在系统发育学中，有一些关于一组生物的整体进化树的信息，也许是部分信息，并希望找到这些生物的特定基因的进化树，这是很常见的。基因序列中可能没有足够的信息来准确地重建正确的“基因树”。尽管由于各种遗传过程，基因树可能偏离“物种树”，但在缺乏相反证据的情况下，假设它们一致是吝啬的。在这种情况下，一种常见的统计方法是制定一个可能性惩罚，以纳入这些额外的信息。最近的研究利用模拟和经验数据表明，与单独使用序列数据相比，量化物种树一致性的似然惩罚可以显著提高基因树重建的准确性。但是，这种方法的一致性尚未确定，收敛速度也没有限定。因为系统发育是一个非标准的推理问题，所以标准理论并不适用。在本文中，我们提出了一种用于基因树重建的惩罚极大似然估计，其中惩罚是基因树到物种树的Billera-Holmes-Vogtmann测地距离的平方。我们证明了这种方法是一致的，并推导了同时估计离散基因树结构和连续边缘长度(表示该分支上发生的进化量)的收敛速度。我们发现正则化估计器是“自适应快速收敛”的，这意味着它可以从多项式长度的基因序列中重建长度大于任何给定阈值的所有边。我们的方法不需要确切地知道物种树;事实上，我们的渐近理论适用于任何这样的导树。
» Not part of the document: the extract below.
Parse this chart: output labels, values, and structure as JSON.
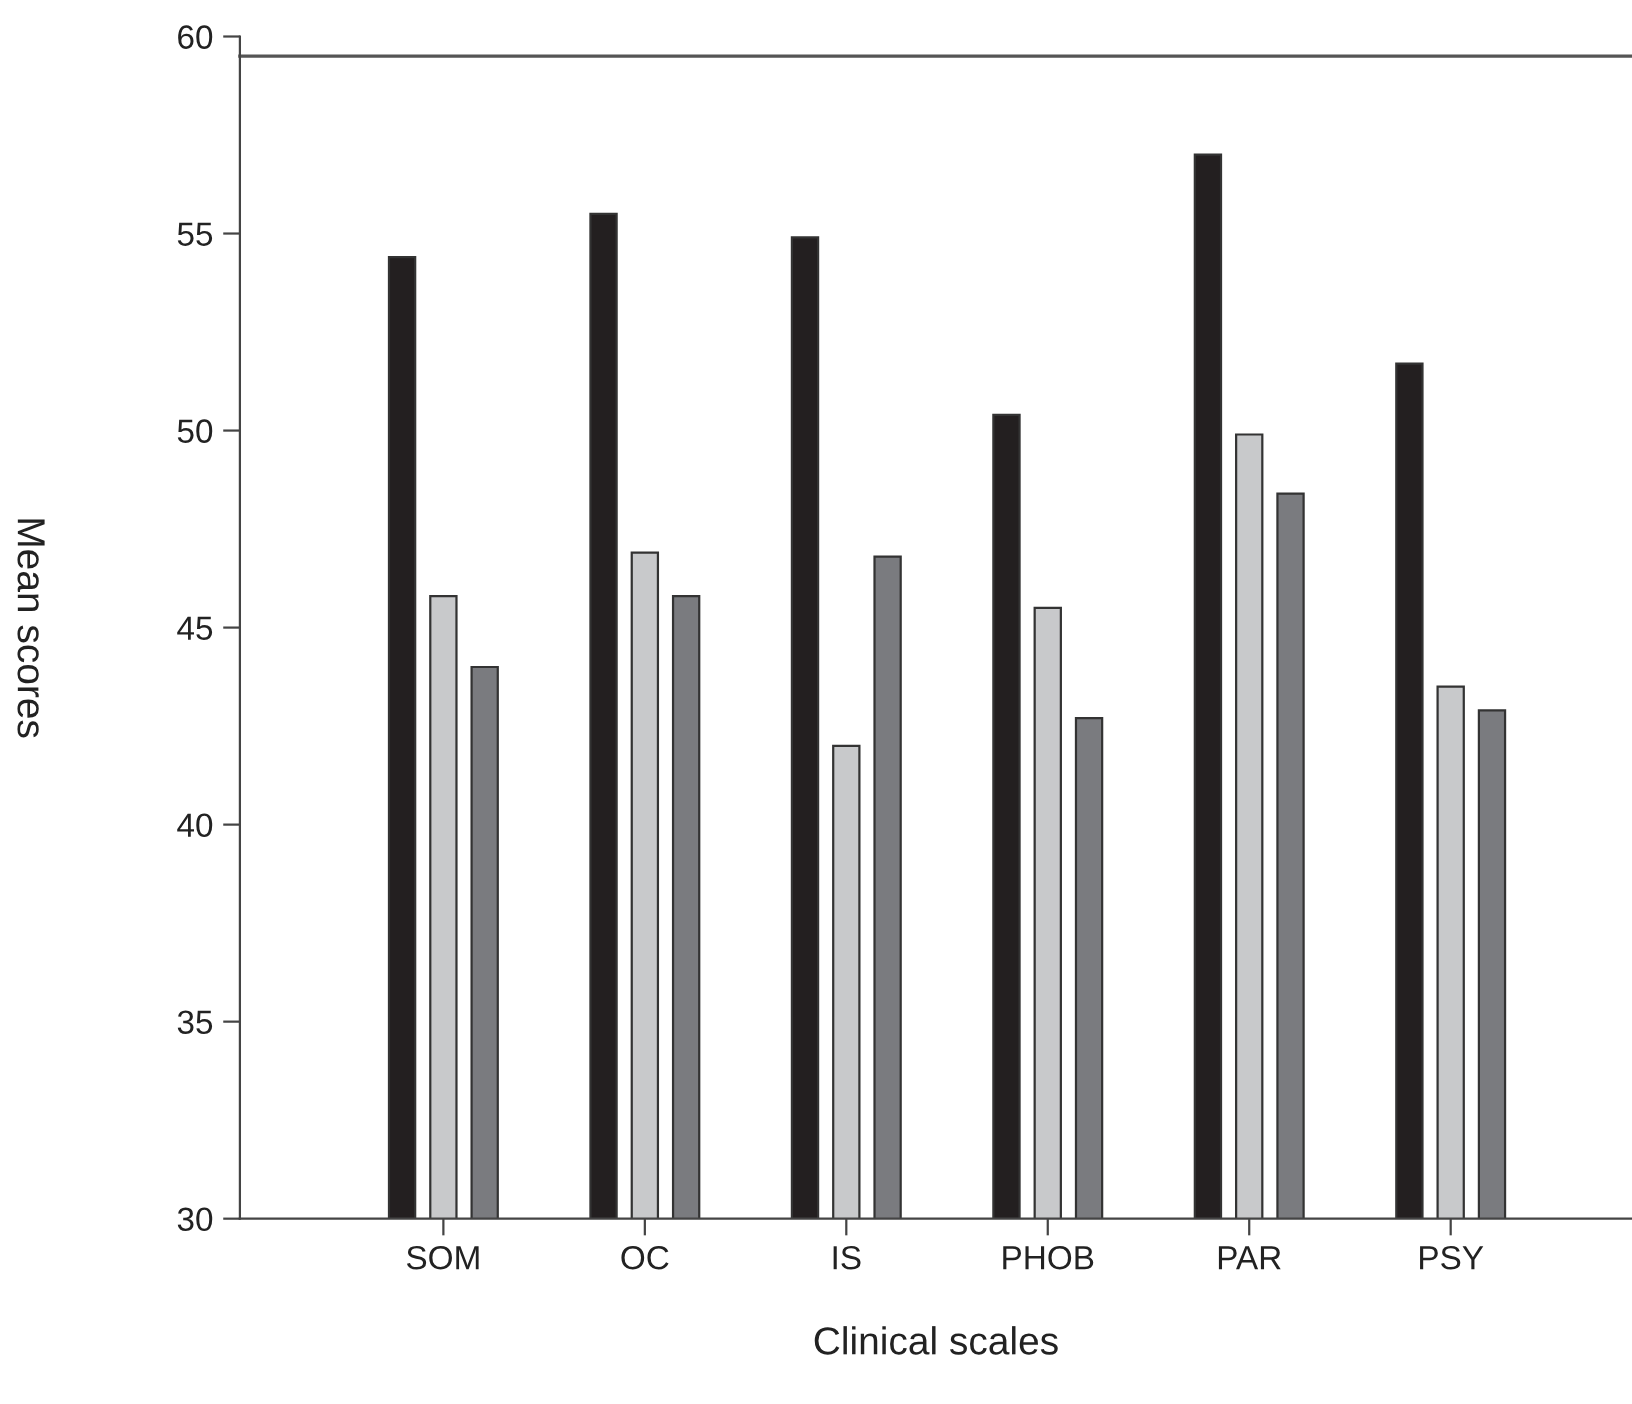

本文章由计算机程序翻译，如有差异，请以英文原文为准。

求助全文

约1分钟内获得全文去求助

来源期刊

Annals of Statistics 数学-统计学与概率论

CiteScore

9.30

自引率

8.90%

发文量

119

审稿时长

6-12 weeks

期刊介绍： The Annals of Statistics aim to publish research papers of highest quality reflecting the many facets of contemporary statistics. Primary emphasis is placed on importance and originality, not on formalism. The journal aims to cover all areas of statistics, especially mathematical statistics and applied & interdisciplinary statistics. Of course many of the best papers will touch on more than one of these general areas, because the discipline of statistics has deep roots in mathematics, and in substantive scientific fields.